O teto de gastos, elaborado por uma equipe liderada pelos economistas Marcos Lisboa e Marcos Mendes implantado no governo do presidente Michel Temer foi devidamente instituído através da Emenda Constitucional nº 95, com a ideia de um mecanismo que limitasse as despesas governamentais ao índice oficial de inflação (IPCA), do ano anterior ao do corrente ano da execução orçamentária.
Visto com certa reserva na atualidade, inclusive por de seus próprios defensores ferrenhos (num passado recente), o teto de gastos demonstrou sua face mais cruel durante o atual governo que se finda em 31 de dezembro, naquilo que corresponde às despesas sociais do Estado Nacional brasileiro e que visivelmente deixou milhares de pessoas sem atendimento básico a serviços de distribuição de medicamentos da Farmácia Popular, por exemplo.

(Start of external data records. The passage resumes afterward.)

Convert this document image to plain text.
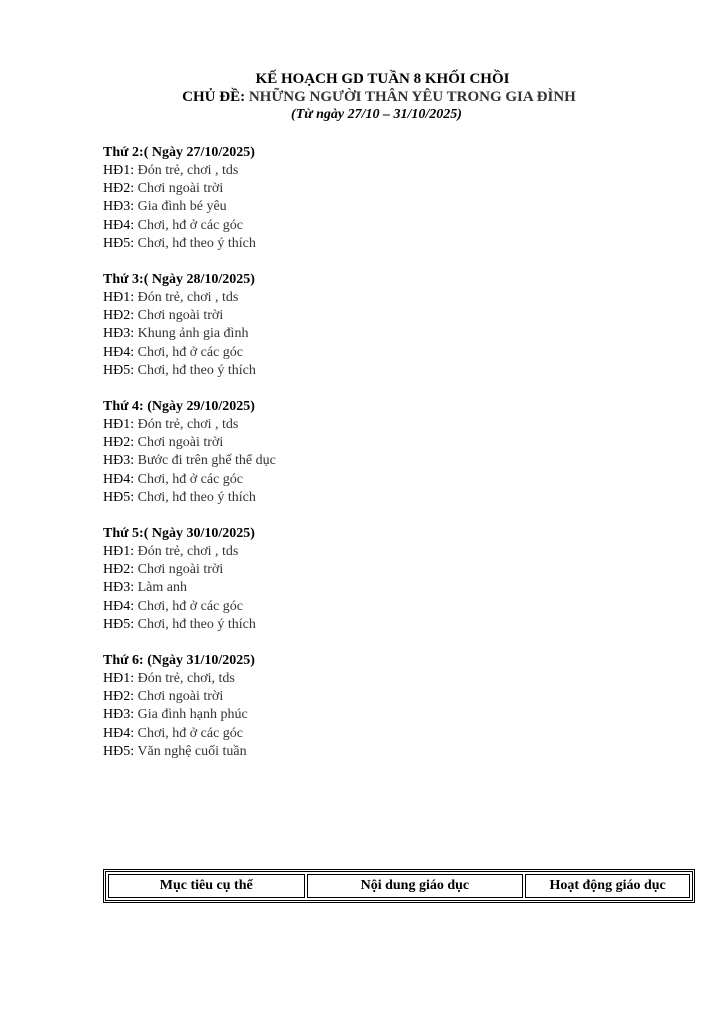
KẾ HOẠCH GD TUẦN 8 KHỐI CHỒI
CHỦ ĐỀ: NHỮNG NGƯỜI THÂN YÊU TRONG GIA ĐÌNH
(Từ ngày 27/10 – 31/10/2025)
Thứ 2:( Ngày 27/10/2025)
HĐ1: Đón trẻ, chơi , tds
HĐ2: Chơi ngoài trời
HĐ3: Gia đình bé yêu
HĐ4: Chơi, hđ ở các góc
HĐ5: Chơi, hđ theo ý thích
Thứ 3:( Ngày 28/10/2025)
HĐ1: Đón trẻ, chơi , tds
HĐ2: Chơi ngoài trời
HĐ3: Khung ảnh gia đình
HĐ4: Chơi, hđ ở các góc
HĐ5: Chơi, hđ theo ý thích
Thứ 4: (Ngày 29/10/2025)
HĐ1: Đón trẻ, chơi , tds
HĐ2: Chơi ngoài trời
HĐ3: Bước đi trên ghế thể dục
HĐ4: Chơi, hđ ở các góc
HĐ5: Chơi, hđ theo ý thích
Thứ 5:( Ngày 30/10/2025)
HĐ1: Đón trẻ, chơi , tds
HĐ2: Chơi ngoài trời
HĐ3: Làm anh
HĐ4: Chơi, hđ ở các góc
HĐ5: Chơi, hđ theo ý thích
Thứ 6: (Ngày 31/10/2025)
HĐ1: Đón trẻ, chơi, tds
HĐ2: Chơi ngoài trời
HĐ3: Gia đình hạnh phúc
HĐ4: Chơi, hđ ở các góc
HĐ5: Văn nghệ cuối tuần
Mục tiêu cụ thể	Nội dung giáo dục	Hoạt động giáo dục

A imprensa mainstream, tratou logo de por "panos quentes", para que a população não tomasse consciência dos estragos provocados pelo dispositivo constitucional de limitação de gastos do governo na vida cotidiana, passando a associar cortes de despesas para cumprimento da regra fiscal do teto de gastos, como produto de desvio de recursos públicos do orçamento, conhecidos como "emendas de relator", mas chamados pejorativamente pela própria imprensa de "orçamento secreto".
Qual é a verdadeira razão de existir do teto de gastos?
De acordo com seus defensores, o teto de gastos visa dar um limite aos gastos do governo para a garantia de cumprimento das metas fiscais; tais metas por outro lado, são importantes para a obtenção de saldos primários positivos (ou superávit primário - que é a economia do governo para pagamento de juros da dívida pública, descontada as despesas com a própria dívida).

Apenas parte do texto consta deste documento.